Für die englische »Financial Times« ist der japanische Nationalismus schrill genug, um die Nachbarn des Landes zu beunruhigen. Für sie nehmen heute mehr und mehr japanische Politiker patriotische Themen auf, die früher Spezialgebiete der exzentrischen Rechten waren. Die pazifische Macht, die bereit sei, die Augen vor der ekelhaften Seite des japanischen Nationalismus zu verschließen, seien ironischerweise die USA, diejenige Nation, die Japan im Krieg besiegte und Japan eine pazifistische Verfassung diktiert habe. Japan und die USA kooperierten in der Annahme, dass die unmittelbare Gefahr aus Nordkorea und die langfristige Bedrohung aus China komme.68

Neue Tendenzen in der japanischen Friedensbewegung

Einen Tag nach Beginn des anglo-amerikanischen Angriffs gegen den Irak haben sich in Japan 50.000 Menschen an der Protestdemonstration gegen den Angriff beteiligt. Die Friedensbewegung in Japan war plötzlich wieder da. Am 15. Februar 2003, dem internationalen Aktionstag gegen den Irakkrieg, hatten in diesem Land nur 7.000 demonstriert.

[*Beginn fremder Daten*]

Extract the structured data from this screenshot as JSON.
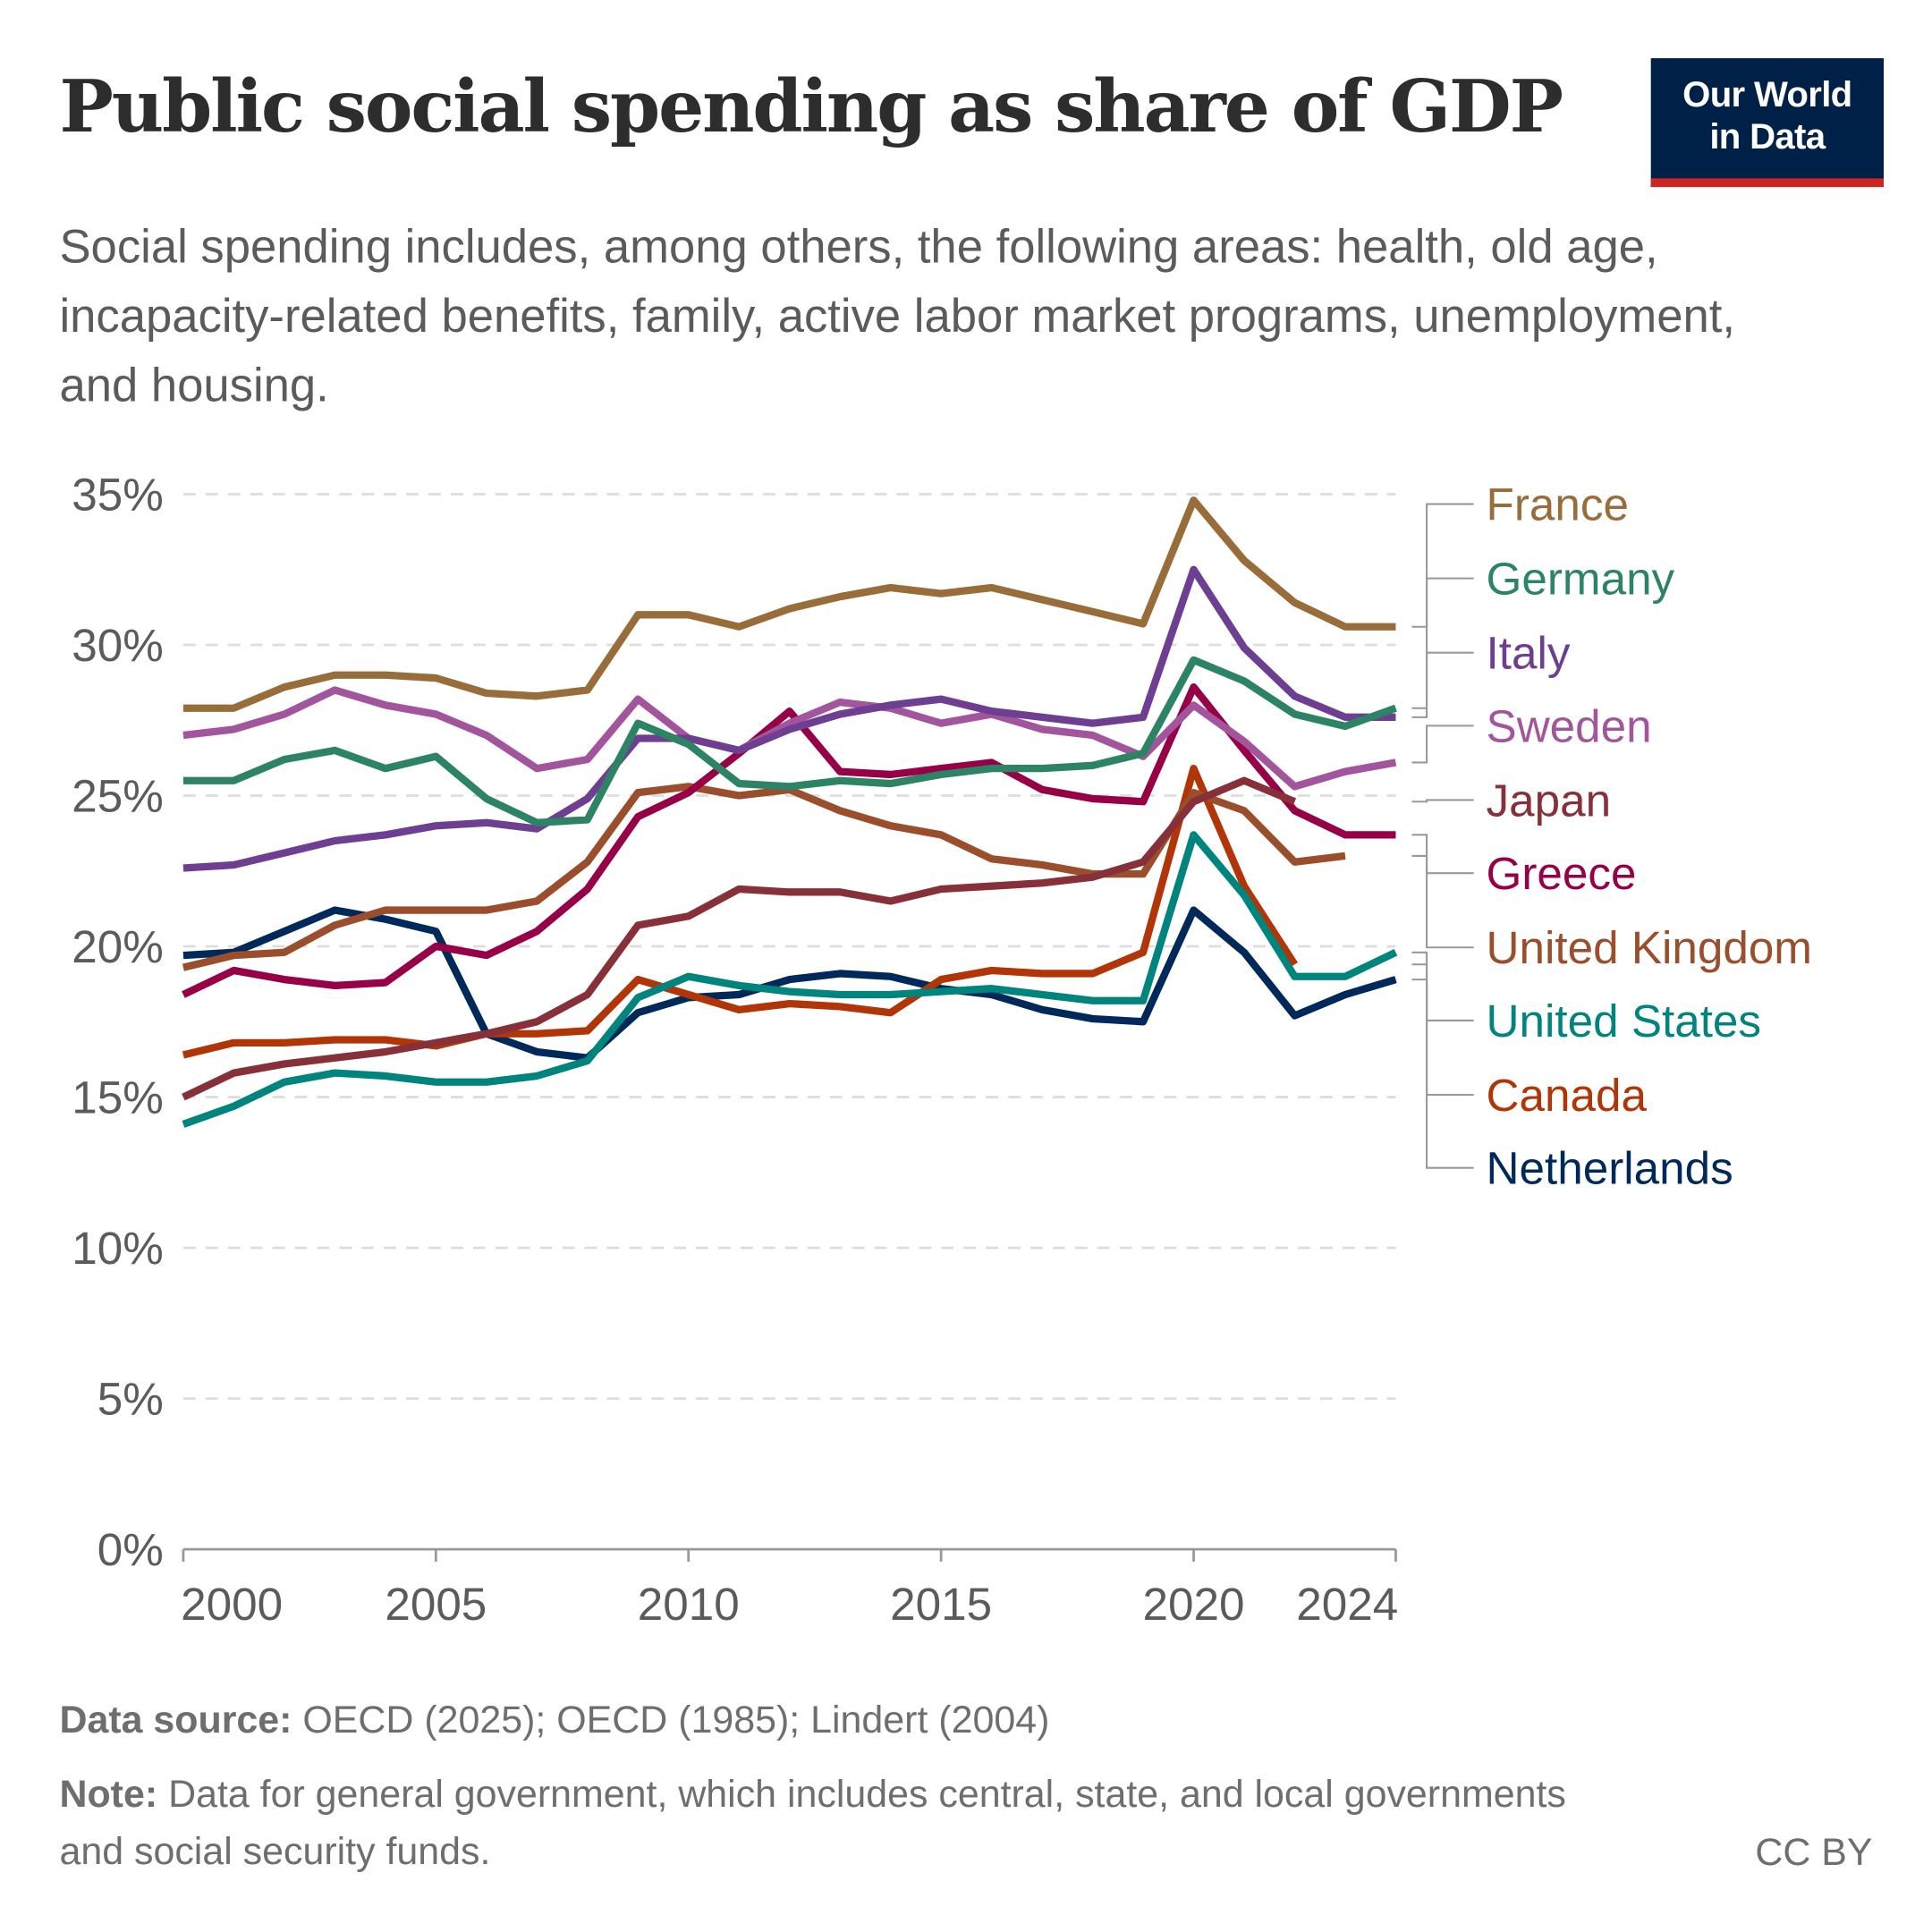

Es war neu für Japan, dass vor allem junge Leute, oft Ehepaare mit Kindern, demonstrierten, die versuchten, den Aktionen einen optimistischen Charakter zu geben. Statt von Antikriegsdemonstration war von »Peace Parade« oder »Peace Walk« die Rede. Aber gegen diese »harmlosen« Friedensdemonstranten gibt es inzwischen zahlreiche Provokationen und Gewaltakte von Seiten der Polizei. Auch erleben wir immer mehr Willkürmaßnahmen gegen Friedensaktivisten.

Neben den Friedensdemonstrationen gibt es auch verschiedene langfristig angelegte Friedenskampagnen, wie z. B. die »Unverteidigte Orte«-Bewegung. »Unverteidigte Orte« ist ein Begriff aus Artikel 59 des Zusatzprotokolls vom 8. Juni 1977 zum Genfer Abkommen vom 12. August 1949 über den Schutz der Opfer internationaler bewaffneter Konflikte (Zusatzprotokoll I).69 Die Initiatoren wollen den Frieden von unten erzielen.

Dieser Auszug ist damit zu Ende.